65 Trois peintres du sud de la Hollande – Gérard Dou ou Dow (1613-1675), élève de Rembrandt, Gabriel Metsu (1629-1667), et Franz van Mieris (1635-1681), élève de Dou – qui pour Balzac résument l'esprit de la peinture flamande entendue au sens large.
66 Au sens héraldique (noir).
67 Justus Van Huysum (1659-1716), un des maîtres de la nature morte et des tableaux de fleurs.
68 Le vieillard Siméon ayant prédit à Marie qu'un glaive lui transpercerait l'âme (Luc, 2, 35), le catholicisme en a tiré la fête des Sept Douleurs de la Vierge, célébrée le 15 septembre.
69 Henri-François Verbruggen (1655-1724), auteur de la chaire en bois sculpté de la cathédrale d'Anvers.
70 Encore trois peintres flamands, nommés en commençant par le plus récent : Jacob Jordaens (1593-1678), Otto Vaenius ou Van Veen (1556-1629) et Quentin Metsys (1466-1530).
71 L'ingrédient mystérieux grâce auquel les alchimistes espéraient changer les métaux en or.

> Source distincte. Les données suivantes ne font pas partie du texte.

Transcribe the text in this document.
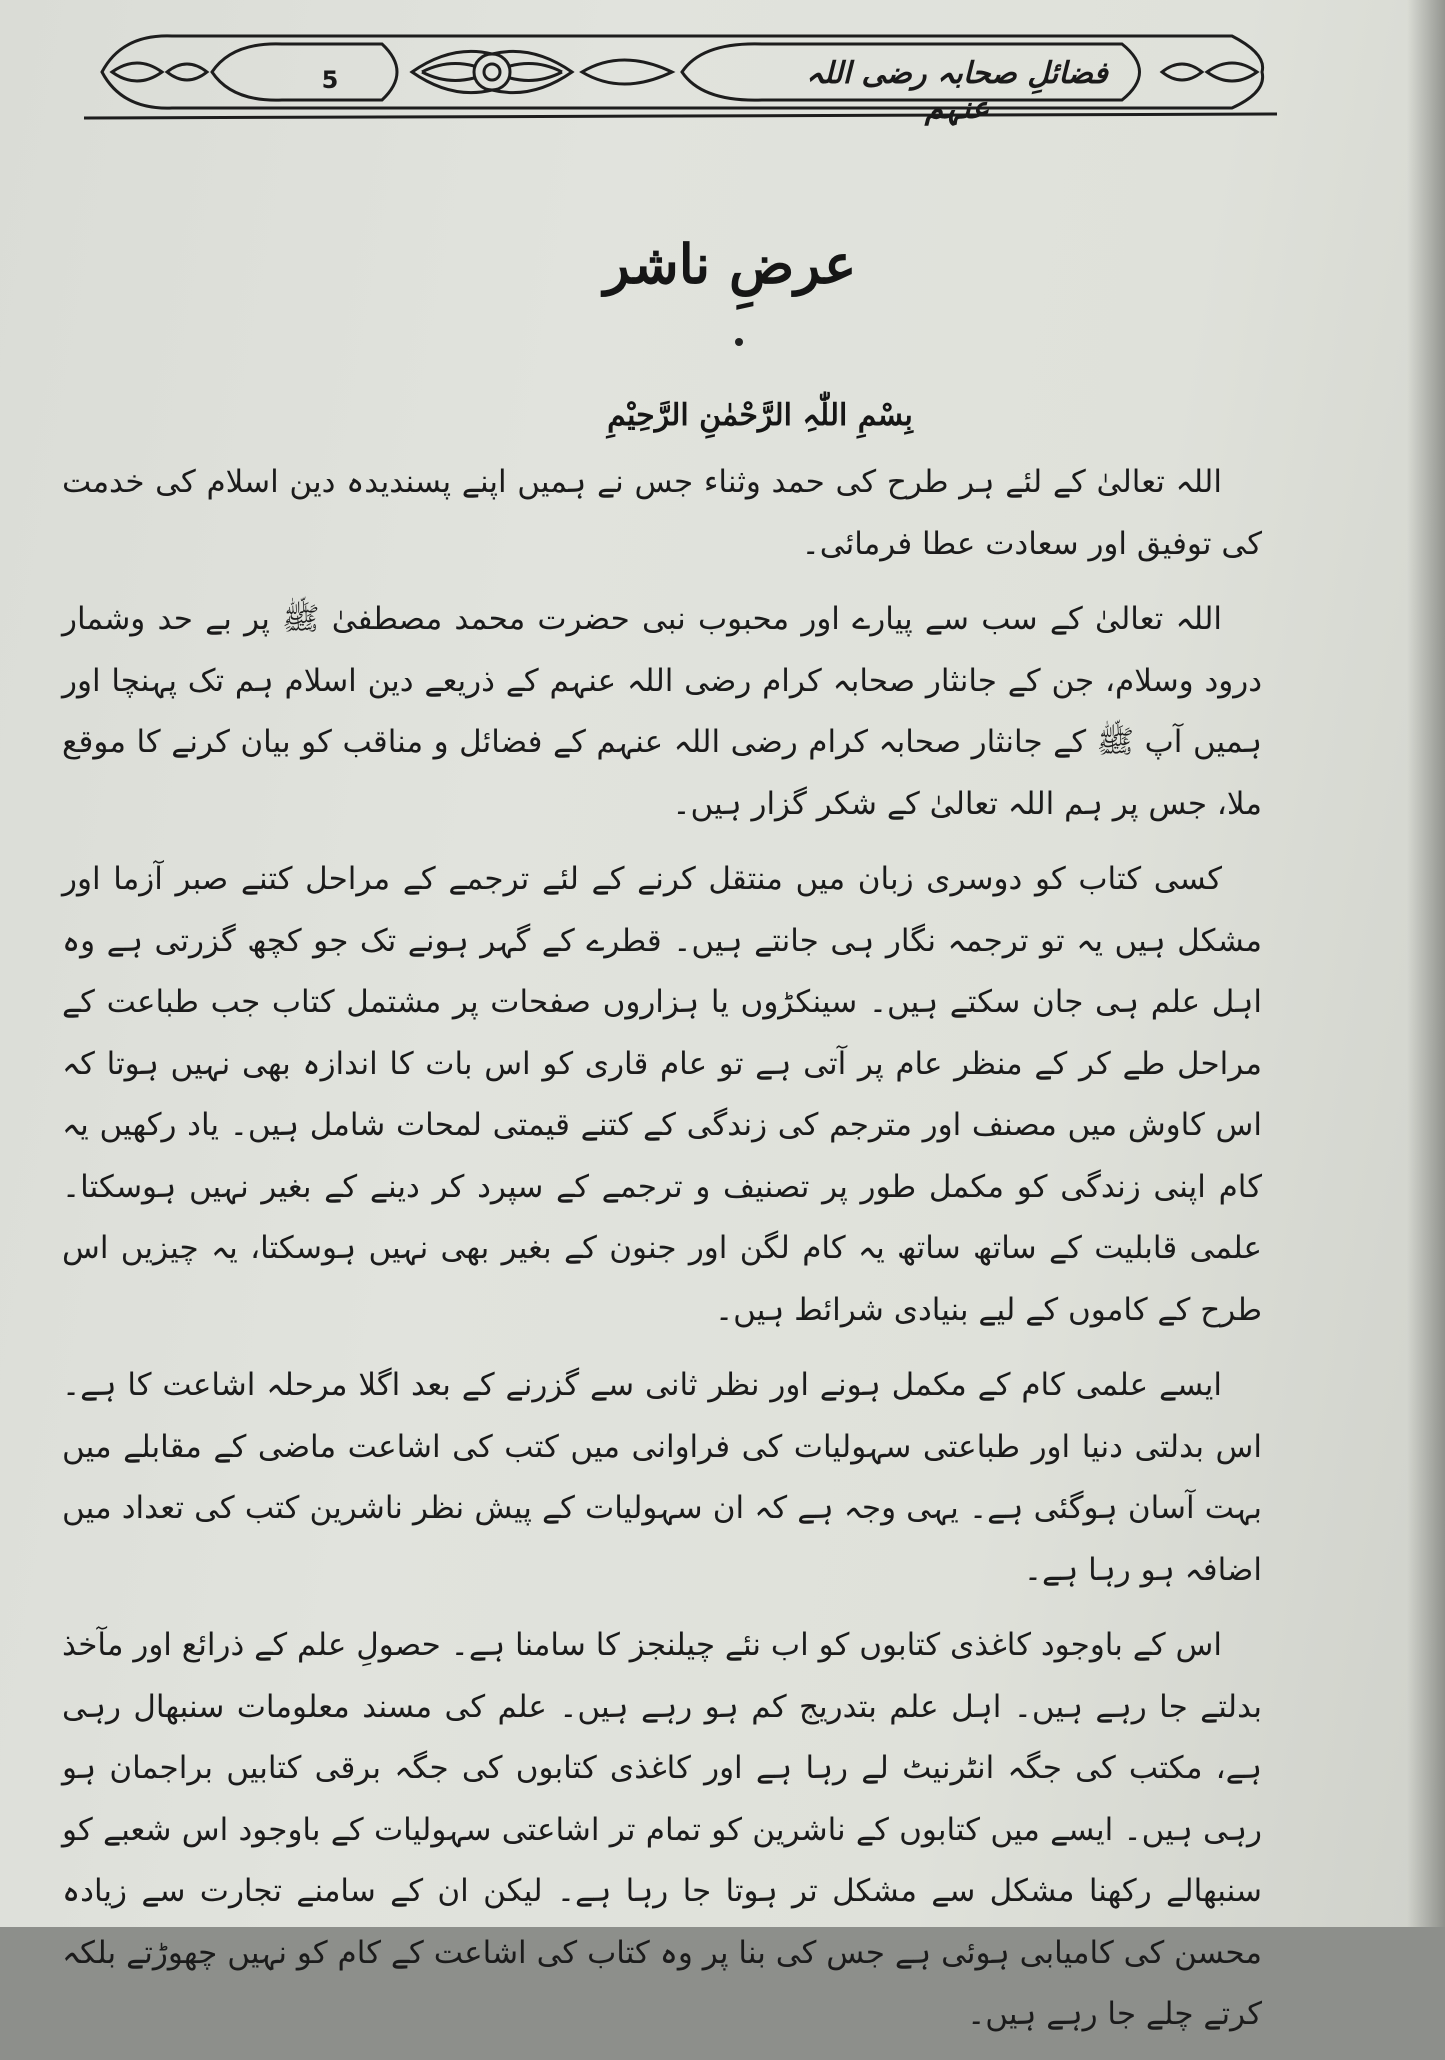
5	فضائلِ صحابہ رضی اللہ عنہم
عرضِ ناشر
بِسْمِ اللّٰہِ الرَّحْمٰنِ الرَّحِیْمِ

اللہ تعالیٰ کے لئے ہر طرح کی حمد وثناء جس نے ہمیں اپنے پسندیدہ دین اسلام کی خدمت کی توفیق اور سعادت عطا فرمائی۔

اللہ تعالیٰ کے سب سے پیارے اور محبوب نبی حضرت محمد مصطفیٰ ﷺ پر بے حد وشمار درود وسلام، جن کے جانثار صحابہ کرام رضی اللہ عنہم کے ذریعے دین اسلام ہم تک پہنچا اور ہمیں آپ ﷺ کے جانثار صحابہ کرام رضی اللہ عنہم کے فضائل و مناقب کو بیان کرنے کا موقع ملا، جس پر ہم اللہ تعالیٰ کے شکر گزار ہیں۔

کسی کتاب کو دوسری زبان میں منتقل کرنے کے لئے ترجمے کے مراحل کتنے صبر آزما اور مشکل ہیں یہ تو ترجمہ نگار ہی جانتے ہیں۔ قطرے کے گہر ہونے تک جو کچھ گزرتی ہے وہ اہل علم ہی جان سکتے ہیں۔ سینکڑوں یا ہزاروں صفحات پر مشتمل کتاب جب طباعت کے مراحل طے کر کے منظر عام پر آتی ہے تو عام قاری کو اس بات کا اندازہ بھی نہیں ہوتا کہ اس کاوش میں مصنف اور مترجم کی زندگی کے کتنے قیمتی لمحات شامل ہیں۔ یاد رکھیں یہ کام اپنی زندگی کو مکمل طور پر تصنیف و ترجمے کے سپرد کر دینے کے بغیر نہیں ہوسکتا۔ علمی قابلیت کے ساتھ ساتھ یہ کام لگن اور جنون کے بغیر بھی نہیں ہوسکتا، یہ چیزیں اس طرح کے کاموں کے لیے بنیادی شرائط ہیں۔

ایسے علمی کام کے مکمل ہونے اور نظر ثانی سے گزرنے کے بعد اگلا مرحلہ اشاعت کا ہے۔ اس بدلتی دنیا اور طباعتی سہولیات کی فراوانی میں کتب کی اشاعت ماضی کے مقابلے میں بہت آسان ہوگئی ہے۔ یہی وجہ ہے کہ ان سہولیات کے پیش نظر ناشرین کتب کی تعداد میں اضافہ ہو رہا ہے۔

اس کے باوجود کاغذی کتابوں کو اب نئے چیلنجز کا سامنا ہے۔ حصولِ علم کے ذرائع اور مآخذ بدلتے جا رہے ہیں۔ اہل علم بتدریج کم ہو رہے ہیں۔ علم کی مسند معلومات سنبھال رہی ہے، مکتب کی جگہ انٹرنیٹ لے رہا ہے اور کاغذی کتابوں کی جگہ برقی کتابیں براجمان ہو رہی ہیں۔ ایسے میں کتابوں کے ناشرین کو تمام تر اشاعتی سہولیات کے باوجود اس شعبے کو سنبھالے رکھنا مشکل سے مشکل تر ہوتا جا رہا ہے۔ لیکن ان کے سامنے تجارت سے زیادہ محسن کی کامیابی ہوئی ہے جس کی بنا پر وہ کتاب کی اشاعت کے کام کو نہیں چھوڑتے بلکہ کرتے چلے جا رہے ہیں۔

72 Le médecin suisse Paracelse (1493-1541) et, bien avant lui, le théologien et poète catalan Raymond Lulle (1235-1315) se sont rendus célèbres par leurs recherches alchimiques.
73 Vieux mot désignant le lynx.
74 Allusion à une réplique de l'acteur Frédérick Lemaître (1800-1876) dans Robert Macaire (1834), suite du mélodrame L'Auberge des Adrets (1823) dans lequel il avait incarné pour la première fois ce personnage de brigand sans scrupules.

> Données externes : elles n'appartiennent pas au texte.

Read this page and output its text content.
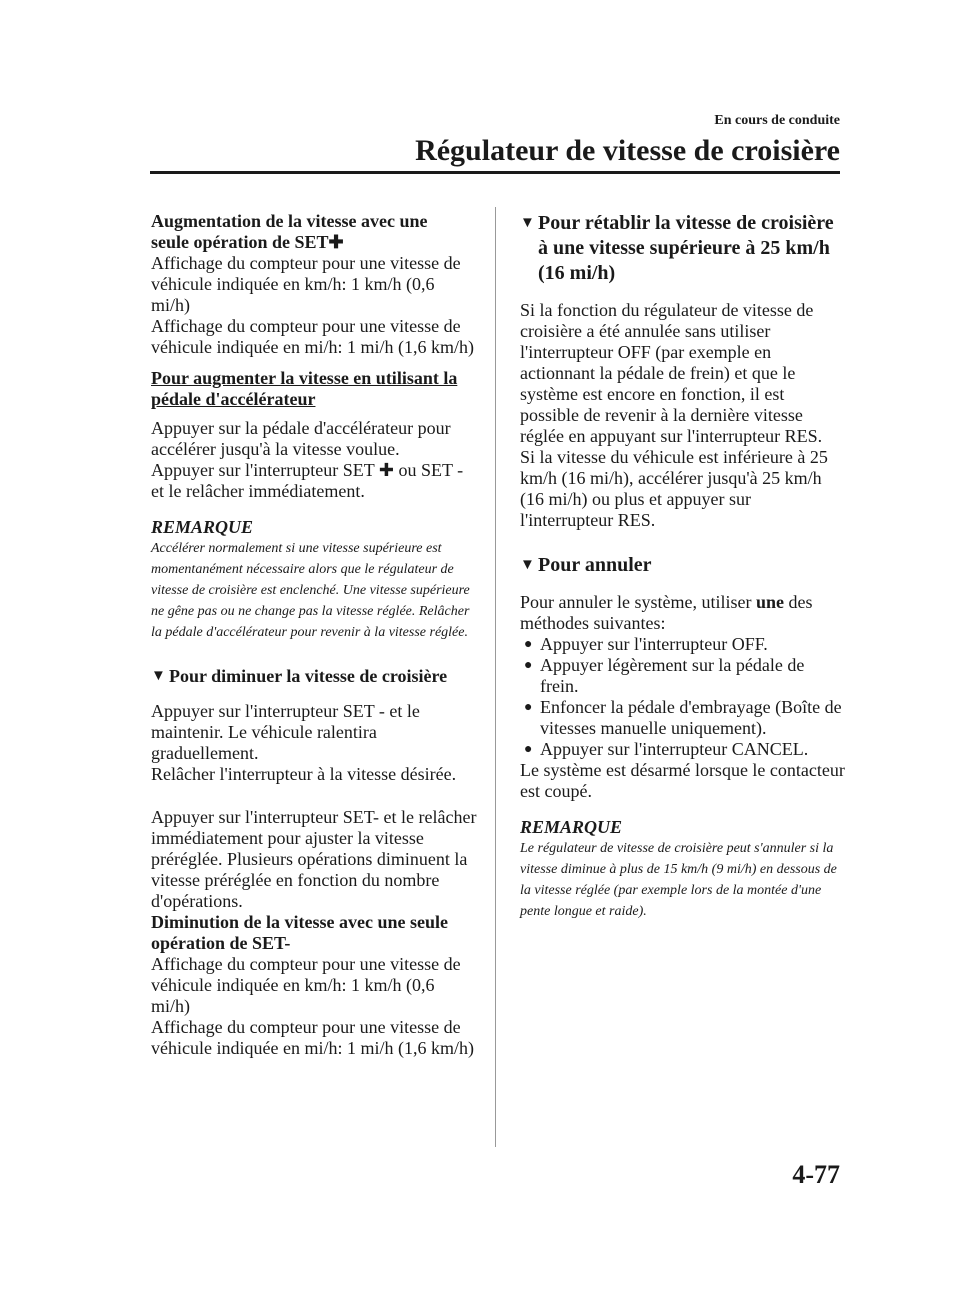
En cours de conduite
Régulateur de vitesse de croisière

Augmentation de la vitesse avec une
seule opération de SET✚

Affichage du compteur pour une vitesse de véhicule indiquée en km/h: 1 km/h (0,6 mi/h)

Affichage du compteur pour une vitesse de véhicule indiquée en mi/h: 1 mi/h (1,6 km/h)

Pour augmenter la vitesse en utilisant la pédale d'accélérateur

Appuyer sur la pédale d'accélérateur pour accélérer jusqu'à la vitesse voulue.

Appuyer sur l'interrupteur SET ✚ ou SET - et le relâcher immédiatement.

REMARQUE

Accélérer normalement si une vitesse supérieure est momentanément nécessaire alors que le régulateur de vitesse de croisière est enclenché. Une vitesse supérieure ne gêne pas ou ne change pas la vitesse réglée. Relâcher la pédale d'accélérateur pour revenir à la vitesse réglée.

▼ Pour diminuer la vitesse de croisière

Appuyer sur l'interrupteur SET - et le maintenir. Le véhicule ralentira graduellement.

Relâcher l'interrupteur à la vitesse désirée.

Appuyer sur l'interrupteur SET- et le relâcher immédiatement pour ajuster la vitesse préréglée. Plusieurs opérations diminuent la vitesse préréglée en fonction du nombre d'opérations.

Diminution de la vitesse avec une seule opération de SET-

Affichage du compteur pour une vitesse de véhicule indiquée en km/h: 1 km/h (0,6 mi/h)

Affichage du compteur pour une vitesse de véhicule indiquée en mi/h: 1 mi/h (1,6 km/h)

▼ Pour rétablir la vitesse de croisière à une vitesse supérieure à 25 km/h (16 mi/h)

Si la fonction du régulateur de vitesse de croisière a été annulée sans utiliser l'interrupteur OFF (par exemple en actionnant la pédale de frein) et que le système est encore en fonction, il est possible de revenir à la dernière vitesse réglée en appuyant sur l'interrupteur RES.

Si la vitesse du véhicule est inférieure à 25 km/h (16 mi/h), accélérer jusqu'à 25 km/h (16 mi/h) ou plus et appuyer sur l'interrupteur RES.

▼ Pour annuler

Pour annuler le système, utiliser une des méthodes suivantes:

● Appuyer sur l'interrupteur OFF.
● Appuyer légèrement sur la pédale de frein.
● Enfoncer la pédale d'embrayage (Boîte de vitesses manuelle uniquement).
● Appuyer sur l'interrupteur CANCEL.

Le système est désarmé lorsque le contacteur est coupé.

REMARQUE

Le régulateur de vitesse de croisière peut s'annuler si la vitesse diminue à plus de 15 km/h (9 mi/h) en dessous de la vitesse réglée (par exemple lors de la montée d'une pente longue et raide).

4-77
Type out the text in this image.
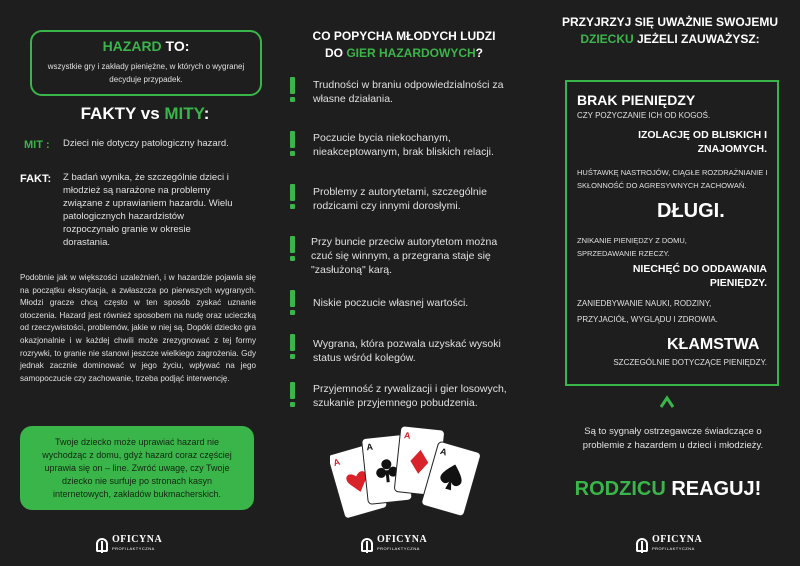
HAZARD TO:
wszystkie gry i zakłady pieniężne, w których o wygranej decyduje przypadek.
FAKTY vs MITY:
MIT : Dzieci nie dotyczy patologiczny hazard.
FAKT: Z badań wynika, że szczególnie dzieci i młodzież są narażone na problemy związane z uprawianiem hazardu. Wielu patologicznych hazardzistów rozpoczynało granie w okresie dorastania.
Podobnie jak w większości uzależnień, i w hazardzie pojawia się na początku ekscytacja, a zwłaszcza po pierwszych wygranych. Młodzi gracze chcą często w ten sposób zyskać uznanie otoczenia. Hazard jest również sposobem na nudę oraz ucieczką od rzeczywistości, problemów, jakie w niej są. Dopóki dziecko gra okazjonalnie i w każdej chwili może zrezygnować z tej formy rozrywki, to granie nie stanowi jeszcze wielkiego zagrożenia. Gdy jednak zacznie dominować w jego życiu, wpływać na jego samopoczucie czy zachowanie, trzeba podjąć interwencję.
Twoje dziecko może uprawiać hazard nie wychodząc z domu, gdyż hazard coraz częściej uprawia się on – line. Zwróć uwagę, czy Twoje dziecko nie surfuje po stronach kasyn internetowych, zakładów bukmacherskich.
OFICYNA
PROFILAKTYCZNA
OFICYNA
PROFILAKTYCZNA
OFICYNA
PROFILAKTYCZNA
CO POPYCHA MŁODYCH LUDZI
DO GIER HAZARDOWYCH?
Trudności w braniu odpowiedzialności za własne działania.
Poczucie bycia niekochanym, nieakceptowanym, brak bliskich relacji.
Problemy z autorytetami, szczególnie rodzicami czy innymi dorosłymi.
Przy buncie przeciw autorytetom można czuć się winnym, a przegrana staje się "zasłużoną" karą.
Niskie poczucie własnej wartości.
Wygrana, która pozwala uzyskać wysoki status wśród kolegów.
Przyjemność z rywalizacji i gier losowych, szukanie przyjemnego pobudzenia.
A
A
A
A
PRZYJRZYJ SIĘ UWAŻNIE SWOJEMU
DZIECKU JEŻELI ZAUWAŻYSZ:
BRAK PIENIĘDZY
CZY POŻYCZANIE ICH OD KOGOŚ.
IZOLACJĘ OD BLISKICH I ZNAJOMYCH.
HUŚTAWKĘ NASTROJÓW, CIĄGŁE ROZDRAŻNIANIE I SKŁONNOŚĆ DO AGRESYWNYCH ZACHOWAŃ.
DŁUGI.
ZNIKANIE PIENIĘDZY Z DOMU, SPRZEDAWANIE RZECZY.
NIECHĘĆ DO ODDAWANIA PIENIĘDZY.
ZANIEDBYWANIE NAUKI, RODZINY, PRZYJACIÓŁ, WYGLĄDU I ZDROWIA.
KŁAMSTWA
SZCZEGÓLNIE DOTYCZĄCE PIENIĘDZY.
Są to sygnały ostrzegawcze świadczące o problemie z hazardem u dzieci i młodzieży.
RODZICU REAGUJ!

75 Au sens étymologique : fait le siège de.
76 Marie-Hugues Bouffé (1800-1888), acteur comique très populaire, joua au Gymnase de 1831 à 1843.
77 Le griffon ou vautour fauve, grand rapace montagnard.
78 Allusion énigmatique qui n'a pu être éclaircie.
79 L'Obstiné ou les Bretons, comédie-vaudeville en un acte de Léon Pillet créée le 12 novembre 1837.